The white men sat with sour water in their mouths. Their eyes were almost puffed shut, as if they had been struck in their faces by wind and sand and heat.
The rage was in Samuel Teece. He climbed up on the porch and glared at the passing swarms. He waved his gun. And after a while when he had to do something, he began to shout at anyone, any Negro who looked up at him. “Bang! There’s another rocket out in space!” he shouted so all could hear. “Bang! By God!” The dark heads didn’t flicker or pretend to hear, but their white eyes slid swiftly over and back. “Crash! All them rockets fallin’! Screamin’, dyin’! Bang! God Almighty, I’m glad I’m right here on old terra firma. As they says in that old joke, the more firma, the less terra! Ha, ha!”
Horses clopped along, shuffling up dust. Wagons bumbled on ruined springs.
“Bang!” His voice was lonely in the heat, trying to terrify the dust and the blazing sun sky. “Wham! Niggers all over space! Jerked outa rockets like so many minnows hit by a meteor, by God! Space fulla meteors. You know that? Sure! Thick as buckshot; powie! Shoot down them tin-can rockets like so many ducks, so many clay pipes! Ole sardine cans full of black cod! Bangin’ like a stringa ladyfingers, bang, bang, bang! Ten thousand dead here, ten thousand there. Floatin’ in space, around and around earth, ever and ever, cold and way out, Lord! You hear that, you there!”
Silence. The river was broad and continuous. Having entered all cotton shacks during the hour, having flooded all the valuables out, it was now carrying the clocks and the washboards, the silk bolts and curtain rods on down to some distant black sea.
High tide passed. It was two o’clock. Low tide came. Soon the river was dried up, the town silent, the dust settling in a film on the stores, the seated men, the tall hot trees.
The men on the porch listened.
Hearing nothing, they extended their thoughts and their imaginations out and into the surrounding meadows. In the early morning the land had been filled with its usual concoctions of sound. Here and there, with stubborn persistence to custom, there had been voices singing, the honey laughter under the mimosa branches, the pickaninnies rushing in clear water laughter at the creek, movements and bendings in the fields, jokes and shouts of amusement from the shingle shacks covered with fresh green vine.

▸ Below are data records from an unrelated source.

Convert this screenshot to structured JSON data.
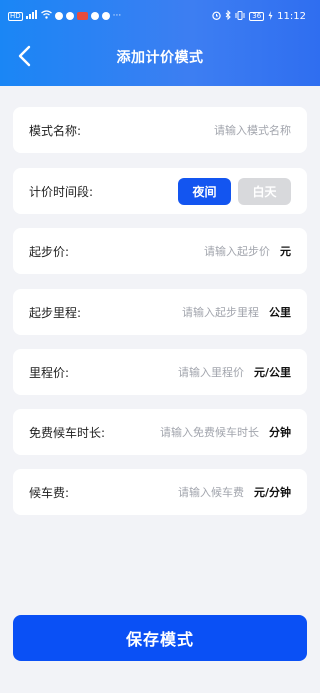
{
  "status_bar": {
    "left_glyphs": "HD",
    "more": "···",
    "battery": "36",
    "time": "11:12"
  },
  "nav": {
    "title": "添加计价模式"
  },
  "form": {
    "mode_name": {
      "label": "模式名称:",
      "placeholder": "请输入模式名称"
    },
    "time_period": {
      "label": "计价时间段:",
      "options": [
        "夜间",
        "白天"
      ],
      "selected": "夜间"
    },
    "start_price": {
      "label": "起步价:",
      "placeholder": "请输入起步价",
      "unit": "元"
    },
    "start_distance": {
      "label": "起步里程:",
      "placeholder": "请输入起步里程",
      "unit": "公里"
    },
    "distance_price": {
      "label": "里程价:",
      "placeholder": "请输入里程价",
      "unit": "元/公里"
    },
    "free_wait": {
      "label": "免费候车时长:",
      "placeholder": "请输入免费候车时长",
      "unit": "分钟"
    },
    "wait_fee": {
      "label": "候车费:",
      "placeholder": "请输入候车费",
      "unit": "元/分钟"
    }
  },
  "save_button": "保存模式",
  "colors": {
    "primary": "#1355f0",
    "header_gradient_start": "#1a86f5",
    "background": "#f2f3f7"
  }
}
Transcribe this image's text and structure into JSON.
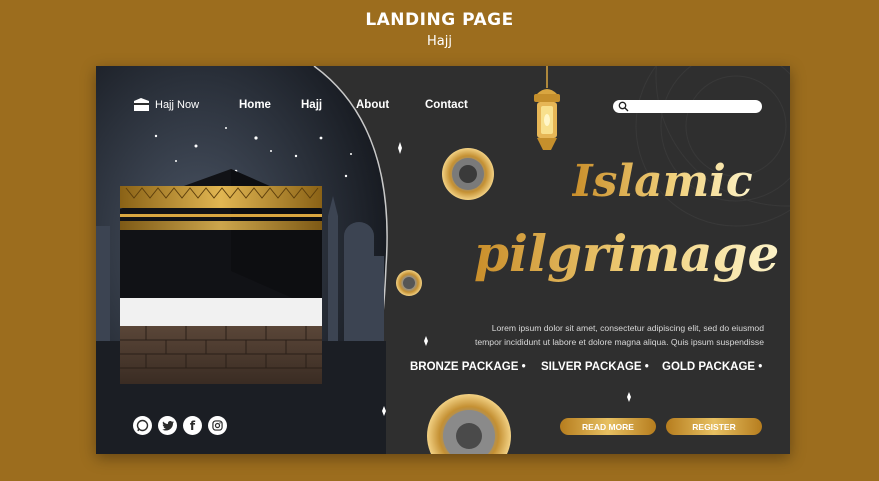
{
  "outer": {
    "title": "LANDING PAGE",
    "subtitle": "Hajj"
  },
  "header": {
    "logo_label": "Hajj Now",
    "nav": [
      "Home",
      "Hajj",
      "About",
      "Contact"
    ],
    "search_placeholder": ""
  },
  "hero": {
    "headline_line1": "Islamic",
    "headline_line2": "pilgrimage",
    "body_line1": "Lorem ipsum dolor sit amet, consectetur  adipiscing elit, sed do eiusmod",
    "body_line2": "tempor incididunt ut labore et dolore magna aliqua. Quis ipsum suspendisse"
  },
  "packages": [
    "BRONZE PACKAGE •",
    "SILVER PACKAGE •",
    "GOLD PACKAGE •"
  ],
  "buttons": {
    "read_more": "READ MORE",
    "register": "REGISTER"
  },
  "social_icons": [
    "whatsapp-icon",
    "twitter-icon",
    "facebook-icon",
    "instagram-icon"
  ],
  "colors": {
    "background": "#9c6d1e",
    "panel": "#2f2f2f",
    "gold": "#d9a640"
  }
}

Now it was as if a great wind had washed the land clean of sounds. There was nothing. Skeleton doors hung open on leather hinges. Rubber-tire swings hung in the silent air, uninhibited. The washing rocks at the river were empty, and the watermelon patches, if any, were left alone to heat their hidden liquors in the sun. Spiders started building new webs in abandoned huts; dust started to sift in from unpatched roofs in golden spicules. Here and there a fire, forgotten in the last rush, lingered and in a sudden access of strength fed upon the dry bones of some littered shack. The sound of a gentle feeding burn went up through the silenced air.
The men sat on the hardware porch, not blinking or swallowing.
“I can’t figure why they left now. With things lookin’ up. I mean, every day they got more rights. What they want, anyway? Here’s the poll tax gone, and more and more states passin’ anti-lynchin’ bills, and all kinds of equal rights. What more they want? They make almost as good money as a white man, but there they go.”
Far down the empty street a bicycle came.
“I’ll be goddamned. Teece, here comes your Silly now.”
The bicycle pulled up before the porch, a seventeen-year-old colored boy on it, all arms and feet and long legs and round watermelon head. He looked up at Samuel Teece and smiled.